How does he plan to do it? By staying true to King, of course. But part of Hughes’ method to make movies that resonate is to shoot from the heart — literally.
“Your films are the same as your writing or your paintings. It’s a reflection of you,” Hughes said. “It has to be the best of you. You shouldn’t be worried about what an audience or a festival or an industry is going to think. Make the film that you see in your head. And at times you have to be very tough, because people will try and change that, but at the end of the day if you make the film you wanted to make, then you shouldn’t be worried about the success because the success is that you managed it out there.”
Once it is “out there,” though, Hughes admits that the competition is fierce. As an independent filmmaker, he finances his own short films, with the standard budget running “about $5,000,” he says. But some festivals require a budget that’s ten or twenty times that amount, making it very difficult for indie films to get in the door.
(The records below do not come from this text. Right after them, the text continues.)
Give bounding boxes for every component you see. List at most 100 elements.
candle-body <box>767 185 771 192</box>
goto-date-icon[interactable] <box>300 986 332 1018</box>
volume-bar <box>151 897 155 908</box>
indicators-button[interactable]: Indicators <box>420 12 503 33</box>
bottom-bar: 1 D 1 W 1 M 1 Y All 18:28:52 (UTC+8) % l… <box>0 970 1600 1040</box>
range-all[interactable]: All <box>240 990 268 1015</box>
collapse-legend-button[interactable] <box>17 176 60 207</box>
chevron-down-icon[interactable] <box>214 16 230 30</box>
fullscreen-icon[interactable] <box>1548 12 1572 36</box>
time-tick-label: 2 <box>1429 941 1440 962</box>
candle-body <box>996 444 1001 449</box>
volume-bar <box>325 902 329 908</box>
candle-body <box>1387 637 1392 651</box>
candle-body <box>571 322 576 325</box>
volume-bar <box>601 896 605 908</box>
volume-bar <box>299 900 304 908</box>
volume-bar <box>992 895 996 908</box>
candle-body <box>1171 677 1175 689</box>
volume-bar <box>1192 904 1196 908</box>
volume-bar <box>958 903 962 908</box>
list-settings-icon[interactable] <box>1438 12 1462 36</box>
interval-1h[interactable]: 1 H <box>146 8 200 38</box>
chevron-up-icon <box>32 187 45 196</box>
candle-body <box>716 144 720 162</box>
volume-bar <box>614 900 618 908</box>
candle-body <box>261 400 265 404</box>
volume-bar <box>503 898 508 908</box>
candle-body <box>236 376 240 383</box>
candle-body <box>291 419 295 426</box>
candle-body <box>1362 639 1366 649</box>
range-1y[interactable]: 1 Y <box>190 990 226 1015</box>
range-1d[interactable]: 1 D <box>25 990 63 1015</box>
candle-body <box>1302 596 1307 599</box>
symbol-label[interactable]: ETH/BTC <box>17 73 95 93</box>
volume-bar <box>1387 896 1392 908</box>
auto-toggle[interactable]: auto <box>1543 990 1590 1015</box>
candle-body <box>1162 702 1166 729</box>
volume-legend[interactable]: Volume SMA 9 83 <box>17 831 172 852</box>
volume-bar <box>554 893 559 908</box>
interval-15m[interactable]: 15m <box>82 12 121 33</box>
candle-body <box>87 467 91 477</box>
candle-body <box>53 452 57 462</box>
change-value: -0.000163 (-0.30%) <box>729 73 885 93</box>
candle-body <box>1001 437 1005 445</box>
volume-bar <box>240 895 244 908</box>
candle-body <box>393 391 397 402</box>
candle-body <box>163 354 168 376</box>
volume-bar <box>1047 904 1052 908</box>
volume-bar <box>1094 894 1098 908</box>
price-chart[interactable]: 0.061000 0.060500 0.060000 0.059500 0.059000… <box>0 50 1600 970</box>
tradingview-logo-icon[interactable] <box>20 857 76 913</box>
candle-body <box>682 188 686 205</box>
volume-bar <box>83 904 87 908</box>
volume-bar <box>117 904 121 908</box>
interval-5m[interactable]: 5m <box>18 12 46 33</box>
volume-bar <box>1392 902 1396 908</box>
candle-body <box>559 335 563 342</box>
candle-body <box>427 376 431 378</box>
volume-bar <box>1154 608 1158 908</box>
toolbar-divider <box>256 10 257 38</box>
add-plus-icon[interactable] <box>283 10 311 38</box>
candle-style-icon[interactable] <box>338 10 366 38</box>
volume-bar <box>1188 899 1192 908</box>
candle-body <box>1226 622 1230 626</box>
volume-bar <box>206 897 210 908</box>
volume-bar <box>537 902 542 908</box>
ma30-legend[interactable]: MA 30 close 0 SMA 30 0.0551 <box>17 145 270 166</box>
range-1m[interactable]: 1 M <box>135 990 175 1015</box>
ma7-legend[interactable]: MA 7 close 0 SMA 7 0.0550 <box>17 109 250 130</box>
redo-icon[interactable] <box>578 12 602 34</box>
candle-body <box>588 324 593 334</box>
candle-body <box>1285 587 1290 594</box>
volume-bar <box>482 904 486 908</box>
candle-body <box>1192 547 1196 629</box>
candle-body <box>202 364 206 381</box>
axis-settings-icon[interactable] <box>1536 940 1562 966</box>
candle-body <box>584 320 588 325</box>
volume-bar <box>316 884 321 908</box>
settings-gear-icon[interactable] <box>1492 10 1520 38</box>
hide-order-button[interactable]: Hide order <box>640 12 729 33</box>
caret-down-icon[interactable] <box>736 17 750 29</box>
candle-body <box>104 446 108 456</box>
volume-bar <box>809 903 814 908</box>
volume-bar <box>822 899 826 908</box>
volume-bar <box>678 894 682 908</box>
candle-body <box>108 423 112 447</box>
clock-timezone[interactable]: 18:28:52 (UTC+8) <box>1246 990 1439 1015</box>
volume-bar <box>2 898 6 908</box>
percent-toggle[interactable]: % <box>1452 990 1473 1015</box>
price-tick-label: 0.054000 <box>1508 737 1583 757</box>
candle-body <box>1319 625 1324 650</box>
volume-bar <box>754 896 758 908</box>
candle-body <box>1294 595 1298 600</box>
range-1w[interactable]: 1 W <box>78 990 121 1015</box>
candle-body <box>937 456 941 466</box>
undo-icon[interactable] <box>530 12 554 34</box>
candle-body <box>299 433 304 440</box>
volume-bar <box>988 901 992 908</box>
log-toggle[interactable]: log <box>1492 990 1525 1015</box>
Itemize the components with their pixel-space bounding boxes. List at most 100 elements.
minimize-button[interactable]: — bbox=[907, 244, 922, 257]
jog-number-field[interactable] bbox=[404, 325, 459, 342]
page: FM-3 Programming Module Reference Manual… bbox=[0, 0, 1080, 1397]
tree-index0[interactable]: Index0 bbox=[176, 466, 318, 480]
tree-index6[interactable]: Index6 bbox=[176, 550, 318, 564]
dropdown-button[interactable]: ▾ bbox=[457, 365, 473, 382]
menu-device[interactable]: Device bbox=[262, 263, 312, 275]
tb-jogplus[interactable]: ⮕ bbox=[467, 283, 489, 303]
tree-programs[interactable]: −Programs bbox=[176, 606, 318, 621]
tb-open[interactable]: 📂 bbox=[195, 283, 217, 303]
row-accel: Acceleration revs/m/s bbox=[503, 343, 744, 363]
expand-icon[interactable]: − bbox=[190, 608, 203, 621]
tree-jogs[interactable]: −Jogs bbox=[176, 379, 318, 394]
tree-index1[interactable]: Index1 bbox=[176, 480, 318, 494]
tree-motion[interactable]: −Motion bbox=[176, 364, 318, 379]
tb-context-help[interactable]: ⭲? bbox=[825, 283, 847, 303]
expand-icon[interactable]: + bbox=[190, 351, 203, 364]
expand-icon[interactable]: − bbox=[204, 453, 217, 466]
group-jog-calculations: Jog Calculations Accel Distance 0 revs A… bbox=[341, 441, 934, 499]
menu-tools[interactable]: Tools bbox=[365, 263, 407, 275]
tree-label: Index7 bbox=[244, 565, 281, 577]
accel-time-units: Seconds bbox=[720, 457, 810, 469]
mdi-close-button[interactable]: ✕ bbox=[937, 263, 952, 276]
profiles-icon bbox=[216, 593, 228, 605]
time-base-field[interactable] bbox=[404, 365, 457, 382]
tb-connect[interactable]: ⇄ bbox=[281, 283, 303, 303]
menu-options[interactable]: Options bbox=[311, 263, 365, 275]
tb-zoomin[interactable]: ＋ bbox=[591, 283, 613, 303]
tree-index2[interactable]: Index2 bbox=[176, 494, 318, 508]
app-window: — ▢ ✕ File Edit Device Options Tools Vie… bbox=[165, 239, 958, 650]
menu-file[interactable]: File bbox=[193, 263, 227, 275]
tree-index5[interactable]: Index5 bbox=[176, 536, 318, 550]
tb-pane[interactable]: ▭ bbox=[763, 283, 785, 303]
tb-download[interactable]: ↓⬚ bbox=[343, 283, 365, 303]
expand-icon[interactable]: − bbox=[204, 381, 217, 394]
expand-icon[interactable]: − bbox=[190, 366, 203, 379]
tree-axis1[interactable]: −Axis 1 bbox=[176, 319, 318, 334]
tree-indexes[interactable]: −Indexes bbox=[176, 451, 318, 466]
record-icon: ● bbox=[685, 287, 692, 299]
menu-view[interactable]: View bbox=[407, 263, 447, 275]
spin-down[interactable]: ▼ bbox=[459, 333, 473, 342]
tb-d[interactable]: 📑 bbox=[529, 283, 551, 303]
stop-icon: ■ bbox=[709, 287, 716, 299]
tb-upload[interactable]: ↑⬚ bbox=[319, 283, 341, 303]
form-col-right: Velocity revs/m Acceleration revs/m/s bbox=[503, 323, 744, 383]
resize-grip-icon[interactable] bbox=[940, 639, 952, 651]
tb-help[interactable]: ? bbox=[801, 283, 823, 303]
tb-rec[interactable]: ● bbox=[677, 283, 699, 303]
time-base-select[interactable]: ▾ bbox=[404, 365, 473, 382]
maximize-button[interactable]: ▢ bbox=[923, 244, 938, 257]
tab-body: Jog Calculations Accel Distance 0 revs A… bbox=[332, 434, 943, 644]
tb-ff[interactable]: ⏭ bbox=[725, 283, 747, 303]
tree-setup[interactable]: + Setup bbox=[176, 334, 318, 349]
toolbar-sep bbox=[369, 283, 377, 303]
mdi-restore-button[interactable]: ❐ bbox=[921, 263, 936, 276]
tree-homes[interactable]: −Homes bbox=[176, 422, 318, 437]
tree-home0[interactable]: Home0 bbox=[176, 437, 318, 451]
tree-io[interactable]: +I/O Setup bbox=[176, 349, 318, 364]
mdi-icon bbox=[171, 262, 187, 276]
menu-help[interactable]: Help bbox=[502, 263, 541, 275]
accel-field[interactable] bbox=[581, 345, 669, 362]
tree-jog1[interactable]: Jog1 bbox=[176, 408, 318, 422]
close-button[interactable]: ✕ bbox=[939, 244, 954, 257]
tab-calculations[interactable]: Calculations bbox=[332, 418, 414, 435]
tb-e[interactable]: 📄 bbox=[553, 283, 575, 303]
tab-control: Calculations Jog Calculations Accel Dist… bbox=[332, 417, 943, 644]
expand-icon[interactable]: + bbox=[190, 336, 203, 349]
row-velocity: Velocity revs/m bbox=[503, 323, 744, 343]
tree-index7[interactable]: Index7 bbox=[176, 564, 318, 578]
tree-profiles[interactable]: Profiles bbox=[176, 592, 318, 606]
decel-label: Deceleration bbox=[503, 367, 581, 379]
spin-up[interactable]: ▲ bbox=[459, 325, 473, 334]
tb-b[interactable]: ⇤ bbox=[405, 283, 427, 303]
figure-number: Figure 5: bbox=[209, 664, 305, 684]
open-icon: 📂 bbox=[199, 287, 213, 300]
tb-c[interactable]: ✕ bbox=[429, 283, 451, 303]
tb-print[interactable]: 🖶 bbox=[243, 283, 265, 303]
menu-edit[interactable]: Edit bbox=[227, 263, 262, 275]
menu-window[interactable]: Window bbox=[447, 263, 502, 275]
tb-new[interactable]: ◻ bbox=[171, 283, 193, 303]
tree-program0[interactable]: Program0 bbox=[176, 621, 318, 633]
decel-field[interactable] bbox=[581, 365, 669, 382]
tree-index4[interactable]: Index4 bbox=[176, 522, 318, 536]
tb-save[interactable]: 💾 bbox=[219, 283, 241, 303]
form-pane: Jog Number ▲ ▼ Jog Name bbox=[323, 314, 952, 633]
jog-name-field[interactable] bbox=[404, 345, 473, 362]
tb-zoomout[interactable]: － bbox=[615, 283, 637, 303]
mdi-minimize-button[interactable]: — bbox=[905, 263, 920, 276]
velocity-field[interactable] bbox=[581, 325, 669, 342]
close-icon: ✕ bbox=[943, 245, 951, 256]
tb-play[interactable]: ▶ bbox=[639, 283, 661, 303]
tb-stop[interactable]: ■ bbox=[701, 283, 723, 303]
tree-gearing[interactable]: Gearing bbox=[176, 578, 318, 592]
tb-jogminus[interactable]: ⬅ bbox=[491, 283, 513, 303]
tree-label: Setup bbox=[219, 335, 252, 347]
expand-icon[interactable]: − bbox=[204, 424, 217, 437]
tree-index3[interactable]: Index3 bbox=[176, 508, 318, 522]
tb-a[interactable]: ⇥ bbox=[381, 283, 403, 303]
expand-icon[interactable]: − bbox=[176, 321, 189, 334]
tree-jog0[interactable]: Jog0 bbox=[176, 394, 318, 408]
“The competition is greater than it’s ever been, and there are people, directors from television who are now moving into short films, so you’re competing with people that have a string of well-known television credits,” Hughes said. “That makes it more challenging to get into a festival every time. The slots are limited.”
But at the end of the day, Hughes reiterated that too many filmmakers get caught up in making a film they think people will want to see, and he isn’t concerned about that.
“The stories that have always fascinated me since I was a kid, and the stories I continue to tell, are thought-provoking fiction. Dramas that make you think, and that end with a punch, and films that deal with those moments that we have in life where we arrive at a crossroads and the decision that we make determines our life for the next ten years.
“I’m very much driven by making films I want to watch, not films that I think the audience wants to watch.”
Rest Stop will be shot in the U.K. this year, then head to the film festival circuit.